Thanks for the tips. It's actually more difficult to advertise than I thought, because "kratom" is a banned keyword on Google. I can't advertise on other appropriate keywords like "pain" and I can't use kratom in the ad. So most of the people selling kratom on Google adwords only mention that they sell Kava, which is another worthwhile legal drug that is fortunate enough to have registered supplement status in the USA.
I gotta try and get kratom approved as a supplement by the FDA, the process doesn't look too bad. But if they want to inspect a facility, I'm screwed.
Adbrite won't let me advertise either, even if I claim to be selling incense. I gotta try and get the $5 back from them, because they haven't run a single ad for me. I haven't try Overture yet, I'll give them a try.

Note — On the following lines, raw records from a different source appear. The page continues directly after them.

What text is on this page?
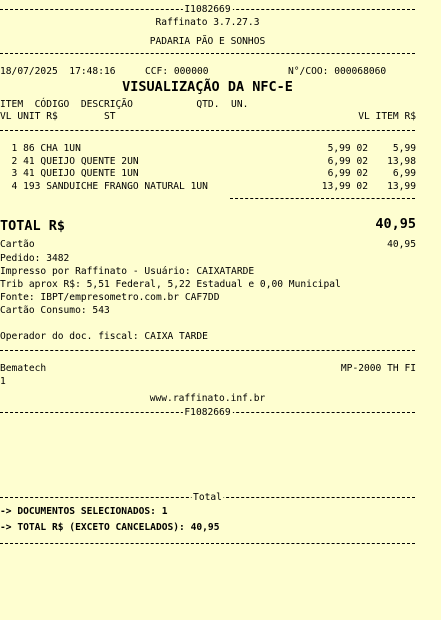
I1082669
Raffinato 3.7.27.3
PADARIA PÃO E SONHOS
18/07/2025  17:48:16	CCF: 000000	N°/COO: 000068060
VISUALIZAÇÃO DA NFC-E
ITEM  CÓDIGO  DESCRIÇÃO           QTD.  UN.
VL UNIT R$        ST	VL ITEM R$
1 86 CHA 1UN	5,99 02	5,99
2 41 QUEIJO QUENTE 2UN	6,99 02 13,98
3 41 QUEIJO QUENTE 1UN	6,99 02	6,99
4 193 SANDUICHE FRANGO NATURAL 1UN	13,99 02 13,99
TOTAL R$	40,95
Cartão	40,95
Pedido: 3482
Impresso por Raffinato - Usuário: CAIXATARDE
Trib aprox R$: 5,51 Federal, 5,22 Estadual e 0,00 Municipal
Fonte: IBPT/empresometro.com.br CAF7DD
Cartão Consumo: 543
Operador do doc. fiscal: CAIXA TARDE
Bematech	MP-2000 TH FI
1
www.raffinato.inf.br
F1082669
Total
-> DOCUMENTOS SELECIONADOS: 1
-> TOTAL R$ (EXCETO CANCELADOS): 40,95
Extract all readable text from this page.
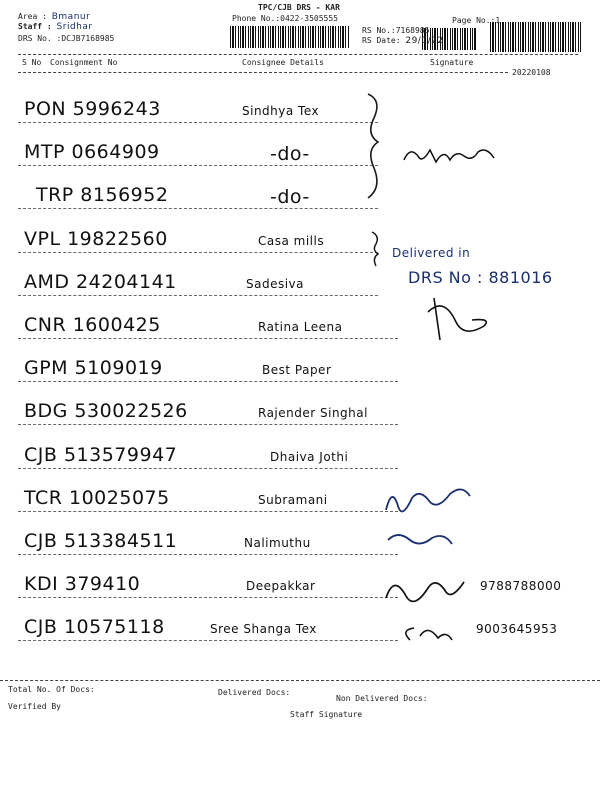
Area : Bmanur
Staff : Sridhar
DRS No. :DCJB7168985
TPC/CJB DRS - KAR
Phone No.:0422-3505555
RS No.:7168985
RS Date: 29/1/22
Page No.:1
S No Consignment No	Consignee Details	Signature
20220108
PON 5996243	Sindhya Tex
MTP 0664909	-do-
TRP 8156952	-do-
VPL 19822560	Casa mills
AMD 24204141	Sadesiva
CNR 1600425	Ratina Leena
GPM 5109019	Best Paper
BDG 530022526	Rajender Singhal
CJB 513579947	Dhaiva Jothi
TCR 10025075	Subramani
CJB 513384511	Nalimuthu
KDI 379410	Deepakkar	9788788000
CJB 10575118	Sree Shanga Tex	9003645953
Delivered in
DRS No : 881016
Total No. Of Docs:	Delivered Docs:
Non Delivered Docs:
Verified By
Staff Signature
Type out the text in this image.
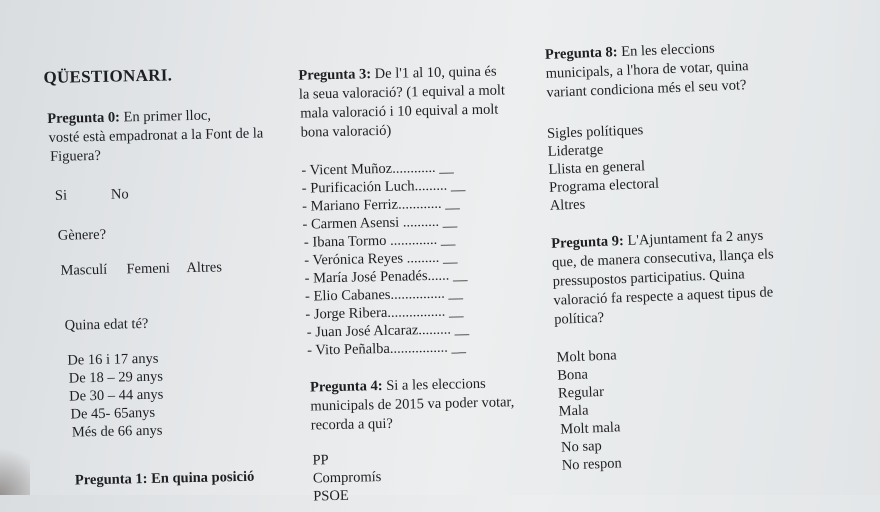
QÜESTIONARI.
Pregunta 0: En primer lloc,
vosté està empadronat a la Font de la
Figuera?
Si	No
Gènere?
Masculí Femeni Altres
Quina edat té?
De 16 i 17 anys
De 18 – 29 anys
De 30 – 44 anys
De 45- 65anys
Més de 66 anys
Pregunta 1: En quina posició
Pregunta 3: De l'1 al 10, quina és
la seua valoració? (1 equival a molt
mala valoració i 10 equival a molt
bona valoració)
- Vicent Muñoz............ __
- Purificación Luch......... __
- Mariano Ferriz............ __
- Carmen Asensi .......... __
- Ibana Tormo ............. __
- Verónica Reyes ......... __
- María José Penadés...... __
- Elio Cabanes............... __
- Jorge Ribera................ __
- Juan José Alcaraz......... __
- Vito Peñalba................ __
Pregunta 4: Si a les eleccions
municipals de 2015 va poder votar,
recorda a qui?
PP
Compromís
PSOE
Pregunta 8: En les eleccions
municipals, a l'hora de votar, quina
variant condiciona més el seu vot?
Sigles polítiques
Lideratge
Llista en general
Programa electoral
Altres
Pregunta 9: L'Ajuntament fa 2 anys
que, de manera consecutiva, llança els
pressupostos participatius. Quina
valoració fa respecte a aquest tipus de
política?
Molt bona
Bona
Regular
Mala
Molt mala
No sap
No respon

So far I've had the best success with Amazon/Clickriver. The minimum CPC is $.10 which kind of sucks, but they let me make really obnoxious advertisements about kratom. They also give you as many impressions as you want. I'm up to 50,000 impressions with a .03% click through rate; it's great that they don't cut or overcharge for low click through ads.
Keep on buying ads like that until you find the right ones, over a few months I was able to find the good sites that had low prices for there ads (far too low, like $5 to $10 a month). Now I get significant traffic for almost no money compared to spending huge sums on Google Adwords. Adbrite is excellent over the long haul.
There seems to be another catch-22 here: if you are too successful at promoting kratom, and people are buying it because of its opiate-like properties, then you're inviting the FDA (DEA?) to schedule it.
Ummm, grow the pie. Make it your life's mission to educate people on Kratom. If more people want it, and they only have two sources for it, then you're in great shape.
My headline is a little misleading. There are many different sites selling kratom at the retail level. There is only one site selling wholesale kratom. Out of all the retail vendors, I have the cheapest price.
If a new wholesale vendor were to enter the market, that wholesaler would be able to make a great deal of money very quickly.
So I have the cheapest kratom on the internet. The google adwords aren't saturated so maybe I can get users for $0.10/click, which would be profitable for me. I've also heard that Google charges low page ranked sites more for Adwords and I suspect my pageranking is low enough that Google might punish me.
Because of how I interpret the laws in the USA, I can sell Kratom only for the purposes of incense. A quick google search will review much use for Kratom beyond this but it makes marketing more difficult. I can't market Kratom as a wonder drug that makes you happy and productive that also might help you lose weight.
-
My friends think the website looks like a scam because there is a buy button on the first page. But from an information architecture perspective, I can't justify moving the buy links to a separate page with nothing else on it.
Is your first impression of my site that it must be a scam? Is there anyway I can do to make my site look more reliable?